Luis Lucena and Ruy Lopez were both Spanish but CC was Italian.
hi, I was at school. and chess class
AR - what about the skewer trick in the youtube video I posted?
If you look at the position of the black King - there's almost nowhere he's safe.
The only squares where he would be are c6 and c7 and b6 and b7 and a6.
And of course g7 and h7.
Otherwise he's losing to the skewer trick or losing a tempo by the attacking rook checking or the pawn just promoting ...
all of them game-ending one way or another.
So on 53 squares out of 60 he's lost with white to move.
Did you look at the Lucena position at all?
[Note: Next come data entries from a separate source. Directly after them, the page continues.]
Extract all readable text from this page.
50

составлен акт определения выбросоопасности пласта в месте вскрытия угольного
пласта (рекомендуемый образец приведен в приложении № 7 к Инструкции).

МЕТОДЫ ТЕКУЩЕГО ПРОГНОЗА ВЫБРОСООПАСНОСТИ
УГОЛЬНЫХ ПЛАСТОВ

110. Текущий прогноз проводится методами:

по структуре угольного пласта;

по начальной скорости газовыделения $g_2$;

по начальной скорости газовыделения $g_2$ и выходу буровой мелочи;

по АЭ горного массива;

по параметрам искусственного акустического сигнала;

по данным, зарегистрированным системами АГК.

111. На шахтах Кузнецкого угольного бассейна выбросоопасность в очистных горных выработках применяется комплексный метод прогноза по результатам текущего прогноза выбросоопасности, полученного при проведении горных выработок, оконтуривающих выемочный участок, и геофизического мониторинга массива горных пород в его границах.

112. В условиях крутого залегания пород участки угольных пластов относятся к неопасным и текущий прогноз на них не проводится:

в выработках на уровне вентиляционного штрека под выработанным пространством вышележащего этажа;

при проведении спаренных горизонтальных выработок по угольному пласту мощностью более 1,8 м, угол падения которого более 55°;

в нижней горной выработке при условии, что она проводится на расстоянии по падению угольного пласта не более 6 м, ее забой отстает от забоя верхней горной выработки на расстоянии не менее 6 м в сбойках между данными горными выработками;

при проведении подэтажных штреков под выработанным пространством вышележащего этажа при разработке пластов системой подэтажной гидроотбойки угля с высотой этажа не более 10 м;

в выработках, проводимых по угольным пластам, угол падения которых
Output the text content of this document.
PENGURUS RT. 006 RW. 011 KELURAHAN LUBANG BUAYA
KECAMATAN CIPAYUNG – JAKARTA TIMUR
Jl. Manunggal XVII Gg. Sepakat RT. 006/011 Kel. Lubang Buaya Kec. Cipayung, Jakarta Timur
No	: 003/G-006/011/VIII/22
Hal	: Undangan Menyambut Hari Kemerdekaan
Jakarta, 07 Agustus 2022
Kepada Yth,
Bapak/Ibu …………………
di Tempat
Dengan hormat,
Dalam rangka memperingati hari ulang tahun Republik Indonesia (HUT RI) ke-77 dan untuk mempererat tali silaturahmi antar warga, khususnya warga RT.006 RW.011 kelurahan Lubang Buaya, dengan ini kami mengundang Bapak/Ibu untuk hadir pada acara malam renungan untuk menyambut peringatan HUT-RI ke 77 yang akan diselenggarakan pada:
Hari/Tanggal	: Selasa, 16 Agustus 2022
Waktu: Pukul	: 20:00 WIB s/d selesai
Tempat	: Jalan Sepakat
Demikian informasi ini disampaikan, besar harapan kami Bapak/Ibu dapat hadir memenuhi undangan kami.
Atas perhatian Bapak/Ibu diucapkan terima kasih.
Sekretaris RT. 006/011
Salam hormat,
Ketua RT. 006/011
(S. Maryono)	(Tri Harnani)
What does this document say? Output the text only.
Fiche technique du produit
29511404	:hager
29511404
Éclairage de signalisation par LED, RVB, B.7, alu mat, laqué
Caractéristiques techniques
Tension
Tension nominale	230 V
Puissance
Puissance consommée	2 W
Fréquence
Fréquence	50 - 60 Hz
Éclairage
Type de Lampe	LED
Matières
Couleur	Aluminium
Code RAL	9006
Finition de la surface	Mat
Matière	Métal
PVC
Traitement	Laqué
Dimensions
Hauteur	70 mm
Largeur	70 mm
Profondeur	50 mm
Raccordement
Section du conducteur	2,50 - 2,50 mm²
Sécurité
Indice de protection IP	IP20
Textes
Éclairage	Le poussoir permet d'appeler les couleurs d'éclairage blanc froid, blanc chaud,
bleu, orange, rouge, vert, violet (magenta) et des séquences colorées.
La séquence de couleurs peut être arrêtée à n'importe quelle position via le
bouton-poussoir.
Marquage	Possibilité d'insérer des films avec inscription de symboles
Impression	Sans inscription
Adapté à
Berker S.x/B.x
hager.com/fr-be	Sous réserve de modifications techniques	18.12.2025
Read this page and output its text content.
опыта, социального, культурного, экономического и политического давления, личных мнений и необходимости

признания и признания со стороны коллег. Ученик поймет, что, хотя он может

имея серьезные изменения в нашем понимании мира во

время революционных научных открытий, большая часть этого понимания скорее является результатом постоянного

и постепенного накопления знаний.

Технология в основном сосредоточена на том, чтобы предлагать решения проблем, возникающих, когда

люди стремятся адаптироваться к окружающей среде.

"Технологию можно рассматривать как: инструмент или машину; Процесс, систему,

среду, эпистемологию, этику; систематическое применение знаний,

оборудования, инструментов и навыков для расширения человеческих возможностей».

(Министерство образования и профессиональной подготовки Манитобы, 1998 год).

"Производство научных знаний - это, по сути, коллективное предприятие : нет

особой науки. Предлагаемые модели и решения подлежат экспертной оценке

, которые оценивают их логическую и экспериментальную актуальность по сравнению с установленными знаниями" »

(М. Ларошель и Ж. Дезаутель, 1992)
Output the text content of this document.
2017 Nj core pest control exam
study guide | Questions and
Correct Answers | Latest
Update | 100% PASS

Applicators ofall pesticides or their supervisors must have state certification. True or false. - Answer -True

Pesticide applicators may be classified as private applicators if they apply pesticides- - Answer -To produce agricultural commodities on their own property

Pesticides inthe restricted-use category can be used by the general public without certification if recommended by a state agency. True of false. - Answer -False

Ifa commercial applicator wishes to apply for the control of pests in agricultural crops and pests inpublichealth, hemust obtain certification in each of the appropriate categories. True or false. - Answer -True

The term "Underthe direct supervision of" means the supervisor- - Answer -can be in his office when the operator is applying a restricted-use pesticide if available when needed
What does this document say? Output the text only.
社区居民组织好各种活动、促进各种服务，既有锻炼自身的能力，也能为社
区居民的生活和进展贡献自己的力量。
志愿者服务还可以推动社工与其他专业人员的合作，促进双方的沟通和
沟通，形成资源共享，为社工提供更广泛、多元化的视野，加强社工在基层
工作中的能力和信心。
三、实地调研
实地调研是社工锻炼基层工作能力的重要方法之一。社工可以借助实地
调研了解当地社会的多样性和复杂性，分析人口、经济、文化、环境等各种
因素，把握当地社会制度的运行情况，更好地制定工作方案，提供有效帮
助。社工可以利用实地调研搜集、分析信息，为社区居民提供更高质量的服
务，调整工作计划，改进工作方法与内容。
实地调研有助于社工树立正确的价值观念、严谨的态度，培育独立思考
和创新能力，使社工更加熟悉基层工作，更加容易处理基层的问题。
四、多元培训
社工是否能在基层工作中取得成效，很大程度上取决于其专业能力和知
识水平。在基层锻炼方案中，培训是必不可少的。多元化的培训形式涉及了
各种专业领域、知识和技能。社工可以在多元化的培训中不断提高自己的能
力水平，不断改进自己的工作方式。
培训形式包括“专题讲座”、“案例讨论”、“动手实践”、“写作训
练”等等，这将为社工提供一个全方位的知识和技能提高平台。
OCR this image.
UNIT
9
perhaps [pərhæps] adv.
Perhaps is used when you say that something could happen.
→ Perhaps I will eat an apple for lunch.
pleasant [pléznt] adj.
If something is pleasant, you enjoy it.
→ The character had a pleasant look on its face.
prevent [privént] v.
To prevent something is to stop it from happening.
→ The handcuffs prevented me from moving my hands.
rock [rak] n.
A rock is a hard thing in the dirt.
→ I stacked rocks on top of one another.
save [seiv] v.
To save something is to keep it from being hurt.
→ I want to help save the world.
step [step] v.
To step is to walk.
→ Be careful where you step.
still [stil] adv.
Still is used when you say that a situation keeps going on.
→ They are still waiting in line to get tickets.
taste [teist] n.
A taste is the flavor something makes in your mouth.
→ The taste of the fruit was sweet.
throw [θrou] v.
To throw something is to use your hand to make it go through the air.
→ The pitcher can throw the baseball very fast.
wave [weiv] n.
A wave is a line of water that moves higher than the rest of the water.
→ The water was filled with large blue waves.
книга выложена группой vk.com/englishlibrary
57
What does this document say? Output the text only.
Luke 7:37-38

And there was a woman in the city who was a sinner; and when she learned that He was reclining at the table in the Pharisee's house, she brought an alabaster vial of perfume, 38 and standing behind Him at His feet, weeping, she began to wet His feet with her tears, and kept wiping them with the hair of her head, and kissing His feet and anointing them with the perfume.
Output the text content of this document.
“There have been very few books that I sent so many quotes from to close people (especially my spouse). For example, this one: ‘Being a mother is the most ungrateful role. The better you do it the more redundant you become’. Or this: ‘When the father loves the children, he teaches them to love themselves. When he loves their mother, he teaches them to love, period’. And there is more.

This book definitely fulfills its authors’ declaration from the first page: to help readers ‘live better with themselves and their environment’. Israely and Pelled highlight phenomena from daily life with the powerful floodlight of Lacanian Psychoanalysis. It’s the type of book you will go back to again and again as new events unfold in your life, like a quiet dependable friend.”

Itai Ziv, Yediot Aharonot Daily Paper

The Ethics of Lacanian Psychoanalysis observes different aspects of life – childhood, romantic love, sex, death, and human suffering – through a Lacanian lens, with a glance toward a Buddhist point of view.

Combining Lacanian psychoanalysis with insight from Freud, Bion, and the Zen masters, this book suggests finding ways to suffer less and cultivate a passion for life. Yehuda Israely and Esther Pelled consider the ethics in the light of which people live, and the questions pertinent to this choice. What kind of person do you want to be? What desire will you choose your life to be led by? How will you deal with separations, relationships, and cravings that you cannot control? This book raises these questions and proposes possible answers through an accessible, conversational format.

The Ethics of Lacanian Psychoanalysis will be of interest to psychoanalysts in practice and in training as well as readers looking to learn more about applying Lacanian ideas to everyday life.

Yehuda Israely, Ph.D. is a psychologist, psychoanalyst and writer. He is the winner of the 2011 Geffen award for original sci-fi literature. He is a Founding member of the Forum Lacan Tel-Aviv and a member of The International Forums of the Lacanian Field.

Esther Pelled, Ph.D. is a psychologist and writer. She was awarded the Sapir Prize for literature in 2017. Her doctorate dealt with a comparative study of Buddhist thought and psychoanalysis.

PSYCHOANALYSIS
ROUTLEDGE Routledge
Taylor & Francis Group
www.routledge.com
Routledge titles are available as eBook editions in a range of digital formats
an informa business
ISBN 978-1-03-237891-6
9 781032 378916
If your coaches are good coaches - they'll be happy to go over both the Skewer Trick and the Lucena position with you.
They probably know them both very well and would know they're key to understanding rook endings.
Having said that - while 'preparing the battlefield' is essential to winning whether in a game and when not playing ...
many might tell you that the essence of the game is to enter positions that both you and your opponent are unfamiliar with and then to reason out moves that are good enough and to do so efficiently enough.
In other words - ultimately you're on your own when it comes right down to the crux of the matter. The critical nitty-gritty of winning and losing.